Bu açılım sürecine içeriğini bilmediği için karşı çıkanlar var. Onlara anlatmak bizim boynumuzun borcudur. Şehit cenazesi üzerinden rant bekleyenler var. Şehitler gelsin de daha fazla bağıralım diyenler var."

Erdoğan'ın bu sözleri sonrasında, CHP Grubu Genel Kurul salonunu terk etti. Erdoğan, CHP'lilerin salonu terk etmesi sonrasında;"Bunların düşünceye tahammülü yok. Bunlar izleyici tribünlerini proveke edenlerdir." dedi. Erdoğan sözlerine şöyle devam etti:

"Biz gelmeden önce Doğu ve Güneydoğu'nun ihracatı 800 milyondu, şimdi 5 milyar dolar. Ekonomide temel bir kaide var; yatırımcı güven, istikrar arar. Televizyonlarla ilgili yenilikler var. Eylemlerde istismar edilen çocukların hukuki durumlarıyla ilgil iyileştirmeler var. Üniversitelerimizin çalışmaları var. Bu bir süreç, dünya değişiyor, değiştikçe yeni sorunlar ortaya çıkıyor, bunlara da çözüm üretmek zorundayız. Bunlar bir anda çözülecek sorunlar değil.

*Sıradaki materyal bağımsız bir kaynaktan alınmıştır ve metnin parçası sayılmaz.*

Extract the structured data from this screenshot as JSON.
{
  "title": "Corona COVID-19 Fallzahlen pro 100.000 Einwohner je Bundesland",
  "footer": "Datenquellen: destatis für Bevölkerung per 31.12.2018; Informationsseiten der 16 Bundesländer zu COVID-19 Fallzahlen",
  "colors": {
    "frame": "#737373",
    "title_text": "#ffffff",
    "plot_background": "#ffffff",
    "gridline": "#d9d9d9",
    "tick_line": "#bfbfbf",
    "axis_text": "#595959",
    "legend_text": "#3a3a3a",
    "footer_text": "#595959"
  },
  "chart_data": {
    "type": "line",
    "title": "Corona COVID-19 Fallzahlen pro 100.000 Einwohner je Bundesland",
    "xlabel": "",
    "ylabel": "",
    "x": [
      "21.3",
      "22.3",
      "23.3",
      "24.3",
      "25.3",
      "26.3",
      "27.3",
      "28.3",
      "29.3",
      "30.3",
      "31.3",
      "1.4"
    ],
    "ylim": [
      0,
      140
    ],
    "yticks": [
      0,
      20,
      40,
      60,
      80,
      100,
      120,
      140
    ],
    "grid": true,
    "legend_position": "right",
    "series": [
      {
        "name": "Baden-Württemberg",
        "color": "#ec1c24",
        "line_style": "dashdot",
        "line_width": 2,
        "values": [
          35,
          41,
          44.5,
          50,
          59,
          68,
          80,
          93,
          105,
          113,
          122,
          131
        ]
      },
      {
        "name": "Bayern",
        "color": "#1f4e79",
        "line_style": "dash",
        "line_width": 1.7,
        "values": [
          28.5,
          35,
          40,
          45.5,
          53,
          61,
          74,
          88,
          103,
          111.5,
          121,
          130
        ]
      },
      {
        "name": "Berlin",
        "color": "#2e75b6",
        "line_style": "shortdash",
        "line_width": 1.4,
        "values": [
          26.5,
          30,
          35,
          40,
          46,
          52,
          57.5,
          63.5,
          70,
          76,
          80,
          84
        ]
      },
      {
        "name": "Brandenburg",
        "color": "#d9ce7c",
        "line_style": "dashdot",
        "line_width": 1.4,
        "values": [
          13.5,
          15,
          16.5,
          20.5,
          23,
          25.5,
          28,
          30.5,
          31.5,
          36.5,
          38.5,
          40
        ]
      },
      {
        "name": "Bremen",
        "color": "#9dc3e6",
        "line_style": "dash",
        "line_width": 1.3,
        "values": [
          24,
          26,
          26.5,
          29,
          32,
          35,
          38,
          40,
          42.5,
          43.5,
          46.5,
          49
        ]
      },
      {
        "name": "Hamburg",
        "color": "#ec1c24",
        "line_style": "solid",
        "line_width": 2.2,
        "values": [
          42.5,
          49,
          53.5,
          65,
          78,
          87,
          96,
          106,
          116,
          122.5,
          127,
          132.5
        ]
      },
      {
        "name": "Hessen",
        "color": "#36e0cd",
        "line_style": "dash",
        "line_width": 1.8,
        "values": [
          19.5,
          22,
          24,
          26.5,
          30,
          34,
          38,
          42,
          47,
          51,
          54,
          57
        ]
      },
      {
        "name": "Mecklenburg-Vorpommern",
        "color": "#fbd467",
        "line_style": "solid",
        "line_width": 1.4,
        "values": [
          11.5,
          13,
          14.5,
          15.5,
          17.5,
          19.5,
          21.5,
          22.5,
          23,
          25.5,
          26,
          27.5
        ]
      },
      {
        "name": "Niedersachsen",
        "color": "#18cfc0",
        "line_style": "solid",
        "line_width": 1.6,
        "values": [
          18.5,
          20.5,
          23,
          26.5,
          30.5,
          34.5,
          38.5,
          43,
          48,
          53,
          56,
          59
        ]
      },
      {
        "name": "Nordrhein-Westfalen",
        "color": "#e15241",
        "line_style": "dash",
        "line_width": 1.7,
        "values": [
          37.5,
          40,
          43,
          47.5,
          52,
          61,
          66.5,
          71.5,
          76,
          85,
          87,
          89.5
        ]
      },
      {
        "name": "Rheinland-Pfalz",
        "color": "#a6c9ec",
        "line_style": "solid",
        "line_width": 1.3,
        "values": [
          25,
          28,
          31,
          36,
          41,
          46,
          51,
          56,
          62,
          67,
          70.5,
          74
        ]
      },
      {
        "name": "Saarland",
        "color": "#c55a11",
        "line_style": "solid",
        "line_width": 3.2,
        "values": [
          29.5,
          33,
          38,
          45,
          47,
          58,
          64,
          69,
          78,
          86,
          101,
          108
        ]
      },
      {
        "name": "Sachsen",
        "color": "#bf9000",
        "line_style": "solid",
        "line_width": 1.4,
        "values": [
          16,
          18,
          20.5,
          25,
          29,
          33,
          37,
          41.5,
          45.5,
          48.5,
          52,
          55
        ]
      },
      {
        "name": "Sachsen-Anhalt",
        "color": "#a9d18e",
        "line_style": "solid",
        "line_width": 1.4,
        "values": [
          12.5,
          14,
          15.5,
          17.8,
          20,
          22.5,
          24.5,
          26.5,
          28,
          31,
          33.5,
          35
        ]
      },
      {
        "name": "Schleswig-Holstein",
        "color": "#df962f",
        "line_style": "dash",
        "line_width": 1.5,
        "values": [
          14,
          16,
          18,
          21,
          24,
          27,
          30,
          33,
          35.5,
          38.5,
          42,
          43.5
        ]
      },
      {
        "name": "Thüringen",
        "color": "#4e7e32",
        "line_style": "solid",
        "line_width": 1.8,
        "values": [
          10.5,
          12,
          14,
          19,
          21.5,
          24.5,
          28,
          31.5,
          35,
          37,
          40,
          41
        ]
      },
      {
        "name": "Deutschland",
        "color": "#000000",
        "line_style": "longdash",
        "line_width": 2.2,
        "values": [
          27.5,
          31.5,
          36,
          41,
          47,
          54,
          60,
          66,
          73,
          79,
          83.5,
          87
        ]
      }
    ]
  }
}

Sayın Baykal 1989'da başka şimdi başka konuşuyor. Türkiye siyaseti popülizmden kendini kurtarmalıdır. Bunu beraber çözeceğiz. 4 aydır siyasi bir terbiye ile bu süreci muhalefete anlatmaya çalıştık. Şehitleri Atatürk'ü ,istismar eden bir tavır var ortada. Türkiye'nin büyümesine yönelik samimi bir adım attık. Türkiye için geniş ufuklar açılacak. Kimseyi kırmak istemiyoruz. Elimizde tarihi bir imkan var. Bizim yolumuz milletin yoludur. Türkiye için hayati bir süreç başlattık. Bugün yeni bir gün ve yeni şeyler söylemek lazım."

 

"Hiç kimsenin konduramayacağı bir itham"

CHP Genel Başkanı Deniz Baykal, Başbakan Erdoğan'ın muhalefete yönelik 'şehit cenazelerinin gelmesini istiyorlar' şeklindeki sözlerine tepki gösterdi.

Baykal, Başbakan Erdoğan'ın sözlerini protesto ederek milletvekilleriyle birlikte Genel Kurul Salonu'ndan çıkmasının ardından kuliste gazetecilerin sorularını yanıtladı. Baykal, üzüntü verici bir olay olduğunu, ülkeyi 'tahrip ve tahrik ettiklerini kaydetti.

Baykal, "'Muhalefet şehit cenazelerinin gelmesini istiyor' diye, hiç kimsenin konduramayacağı bir ithamı, utanmadan bir Başbakan yapıyor" dedi.